Ce sont des jardins très peu étudiés sur lesquels se penche ensuite Hadrien Viraben, soit les jardins des établissements Truffaut établis à Versailles au tournant du 20e siècle et saisis ici à partir du médium photographique — spécifiquement l’autochrome, la nouvelle photographie en couleurs — et du discours publicitaire, notamment au sein du magazine Jardinage. La confluence entre les deux pratiques amateurs que sont le jardinage et la photographie, qui se valorisent mutuellement, est mise ici au service d’une stratégie commerciale. Le jardin photographié devient l’image désirable et désirée qu’il faut matérialiser en un jardin réel grâce à l’achat des fleurs et des plantes proposées par les jardins Truffaut.

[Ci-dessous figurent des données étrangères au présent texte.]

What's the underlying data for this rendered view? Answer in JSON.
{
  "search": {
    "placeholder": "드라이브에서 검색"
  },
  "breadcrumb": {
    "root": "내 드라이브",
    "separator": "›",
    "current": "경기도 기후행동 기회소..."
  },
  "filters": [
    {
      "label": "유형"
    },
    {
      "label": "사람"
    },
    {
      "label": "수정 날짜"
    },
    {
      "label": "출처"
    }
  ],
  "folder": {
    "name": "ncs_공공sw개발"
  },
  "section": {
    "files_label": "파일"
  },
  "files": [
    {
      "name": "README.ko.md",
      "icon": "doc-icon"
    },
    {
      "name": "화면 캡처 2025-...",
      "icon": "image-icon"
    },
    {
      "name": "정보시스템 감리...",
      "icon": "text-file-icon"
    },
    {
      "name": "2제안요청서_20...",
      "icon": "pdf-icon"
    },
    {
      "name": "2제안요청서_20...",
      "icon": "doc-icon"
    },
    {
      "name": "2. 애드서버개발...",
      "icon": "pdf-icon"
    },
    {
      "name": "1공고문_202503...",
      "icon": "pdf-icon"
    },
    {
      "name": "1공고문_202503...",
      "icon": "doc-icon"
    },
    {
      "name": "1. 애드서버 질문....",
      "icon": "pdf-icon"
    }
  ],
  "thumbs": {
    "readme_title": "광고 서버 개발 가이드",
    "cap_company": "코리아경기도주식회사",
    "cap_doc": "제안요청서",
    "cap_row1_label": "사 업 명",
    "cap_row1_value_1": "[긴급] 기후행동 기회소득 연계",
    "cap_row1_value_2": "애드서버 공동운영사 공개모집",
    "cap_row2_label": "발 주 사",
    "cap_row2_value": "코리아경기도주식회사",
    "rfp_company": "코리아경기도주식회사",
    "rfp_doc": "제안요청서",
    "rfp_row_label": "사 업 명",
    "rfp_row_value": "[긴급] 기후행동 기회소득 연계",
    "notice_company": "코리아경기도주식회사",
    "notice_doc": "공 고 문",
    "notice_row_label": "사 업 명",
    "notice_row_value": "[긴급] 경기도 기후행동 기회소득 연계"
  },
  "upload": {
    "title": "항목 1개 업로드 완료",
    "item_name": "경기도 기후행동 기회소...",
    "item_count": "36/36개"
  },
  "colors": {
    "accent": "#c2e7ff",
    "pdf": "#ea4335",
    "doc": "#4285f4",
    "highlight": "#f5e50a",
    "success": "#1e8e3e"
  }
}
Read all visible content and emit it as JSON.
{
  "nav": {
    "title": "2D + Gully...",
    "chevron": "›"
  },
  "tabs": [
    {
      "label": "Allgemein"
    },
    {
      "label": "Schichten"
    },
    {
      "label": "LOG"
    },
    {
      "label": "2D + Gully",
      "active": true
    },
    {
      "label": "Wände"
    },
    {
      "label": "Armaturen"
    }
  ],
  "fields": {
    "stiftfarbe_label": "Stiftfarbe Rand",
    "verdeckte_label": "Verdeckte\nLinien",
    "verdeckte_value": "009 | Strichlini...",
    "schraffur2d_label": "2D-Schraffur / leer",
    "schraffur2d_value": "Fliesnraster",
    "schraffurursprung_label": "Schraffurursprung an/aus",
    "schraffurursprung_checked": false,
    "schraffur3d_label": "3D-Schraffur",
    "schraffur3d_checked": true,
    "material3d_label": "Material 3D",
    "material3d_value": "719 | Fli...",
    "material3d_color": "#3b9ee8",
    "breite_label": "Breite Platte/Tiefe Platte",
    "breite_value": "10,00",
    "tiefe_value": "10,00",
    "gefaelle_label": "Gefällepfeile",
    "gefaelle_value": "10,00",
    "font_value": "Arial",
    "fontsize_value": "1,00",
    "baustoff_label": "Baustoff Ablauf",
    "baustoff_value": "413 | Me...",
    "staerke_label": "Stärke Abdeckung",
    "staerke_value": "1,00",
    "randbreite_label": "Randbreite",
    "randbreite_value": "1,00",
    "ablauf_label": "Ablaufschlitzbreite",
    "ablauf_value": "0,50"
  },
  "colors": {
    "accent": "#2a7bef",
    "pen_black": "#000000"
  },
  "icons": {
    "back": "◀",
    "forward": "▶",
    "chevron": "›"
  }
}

Les Jardins des Floralies, une suite de jardins publics créés à Montréal en 1980 pour une exposition horticole internationale, offrent à Erin Despard l’occasion de proposer une réflexion théorique nourrie par des théories de l’écologie des médias et de l’archéologie des médias. Considérant le jardin lui-même comme un média interagissant avec d’autres médias à travers l’espace et le temps, Despard s’intéresse en particulier au film Bonjour Floralies (1980), à partir duquel elle invite à réfléchir à ce qu’elle nomme l’intermédiation transhistorique des médias. Elle prolonge ainsi une approche déjà envisagée pour le paysage par W. J. T. Mitchell[24], qui proposait de considérer le paysage comme un verbe et plus seulement comme un nom, comme un medium et plus seulement comme un genre artistique. En tant que medium, les Jardins des Floralies et son histoire complexe nous informent aussi sur les débats sociopolitiques propres à Montréal, notamment les questions identitaire et linguistique.

Edo Volbeda propose une nouvelle analyse du thème particulièrement étudié ces temps-ci[25] de la « cabane » comme modèle d’inscription de l’homme au sein de son environnement et de son positionnement critique face à la société et à la nature, ou pour le dire plus précisément, face au positionnement de la société sur la question de la nature. Ici, l’analyse porte sur le projet Two Cabins du cinéaste américain James Benning (1942–), voix importante de ce que plusieurs ont qualifié d’« écocinéma » : re-construction et remédiation (de l’anglais remediation)[26] par le film (Stemple Pass, 2012) de la cabane du Walden d’Henry David Thoreau (1854) et de celle de l’écoterroriste Theodore Kaczynski, alias Unabomber. Mais c’est aussi de l’inscription de ces cabanes dans son propre jardin qu’il est question et, ce faisant, de la manière dont l’artiste interroge nos « manières de voir » la nature.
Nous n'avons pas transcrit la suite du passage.